Temporary roadblocks have driven the cost up more than anticipated, but by the time the home is completed, Rowe expects the total cost to be around $525,000.
He said the current cost of a stick-built home is an average of $200 per square foot, so he estimates a savings of about $275,000.
"The house will be very energy efficient," Rowe said. "It will save more money in the long run."
The building process began back in January.
He and his wife, Karissa, along with their four young children, were outgrowing their home. They took a leap of faith and sold it.
They dreamed up the shipping container idea, he said.
Rowe said his home required 15 new shipping containers imported from China, making it the largest shipping container house in the United States.
PHOTOS: North Idaho shipping container home in progress
Rowe worked with draftsman Joe Stoy to get the project started. Stoy had developed shipping container houses on a smaller scale, but nothing this large. The general contractor is Mike Mongan with Mongan Construction. Gary Barnett is doing the welding.
Rowe and his family say they feel blessed that each part of the plan is coming into place. But the process hasn't been without challenges.
“I’ve been checking in regularly with my wife to make sure she’s OK," he said. "I’m a marriage counselor and we are not going to be a statistic.”
He said the land was difficult to find but they acquired 10 acres on Blossom Mountain in Post Falls.

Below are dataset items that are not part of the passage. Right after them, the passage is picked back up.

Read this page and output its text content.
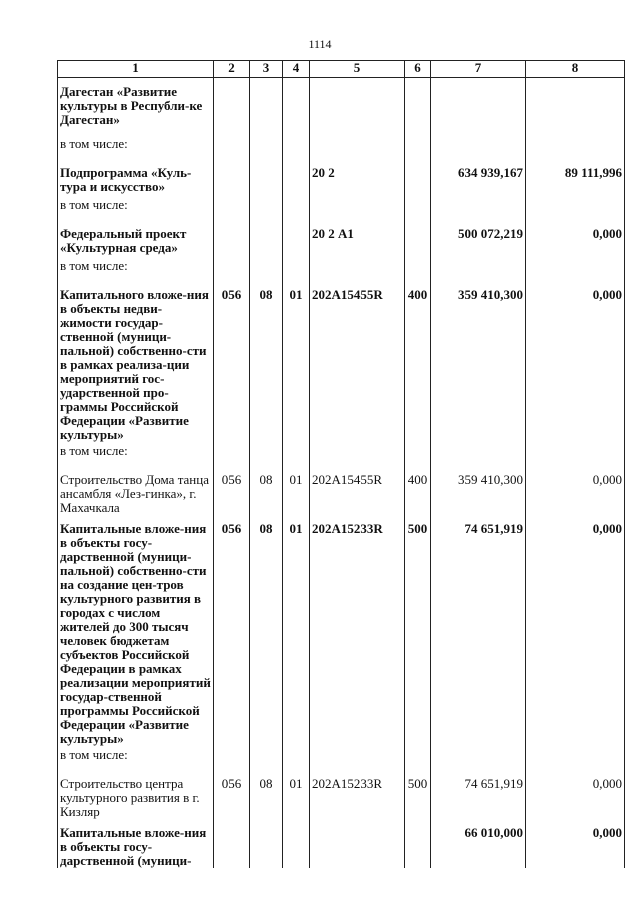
1114
1	2	3	4	5	6	7	8
Дагестан «Развитие культуры в Республи-ке Дагестан»							
в том числе:							
Подпрограмма «Куль-тура и искусство»				20 2		634 939,167	89 111,996
в том числе:							
Федеральный проект «Культурная среда»				20 2 А1		500 072,219	0,000
в том числе:							
Капитального вложе-ния в объекты недви-жимости государ-ственной (муници-пальной) собственно-сти в рамках реализа-ции мероприятий гос-ударственной про-граммы Российской Федерации «Развитие культуры»	056	08	01	202А15455R	400	359 410,300	0,000
в том числе:							
Строительство Дома танца ансамбля «Лез-гинка», г. Махачкала	056	08	01	202А15455R	400	359 410,300	0,000
Капитальные вложе-ния в объекты госу-дарственной (муници-пальной) собственно-сти на создание цен-тров культурного развития в городах с числом жителей до 300 тысяч человек бюджетам субъектов Российской Федерации в рамках реализации мероприятий государ-ственной программы Российской Федерации «Развитие культуры»	056	08	01	202А15233R	500	74 651,919	0,000
в том числе:							
Строительство центра культурного развития в г. Кизляр	056	08	01	202А15233R	500	74 651,919	0,000
Капитальные вложе-ния в объекты госу-дарственной (муници-						66 010,000	0,000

Their building permit was delayed by about six months due to a shortage of city employees during the pandemic, Rowe said. Arrival of the shipping containers was slowed down, also because of COVID-19.
“They sat in the middle of the ocean because of the ban on imports,” he said.
Rowe said they also had trouble getting water to the building site. The property had a well but to adequately supply his home, Rowe needed to drill another.
“We had to use alien antennas and voodoo stuff to find water,” Rowe said.
But Northern Lights Water Well Drilling was able to make it happen. Rowe said they had to go down to almost 1,000 feet.
Rowe began drilling the well the first week in August.
The Rowes and their children Kallen, Kyler, Kaeden and Kaelee expect to move in by Oct. 31, and plan to host a community open house.
“All the stuff we’ve gone through has not been fun,” Rowe said. “But the kids are so excited.”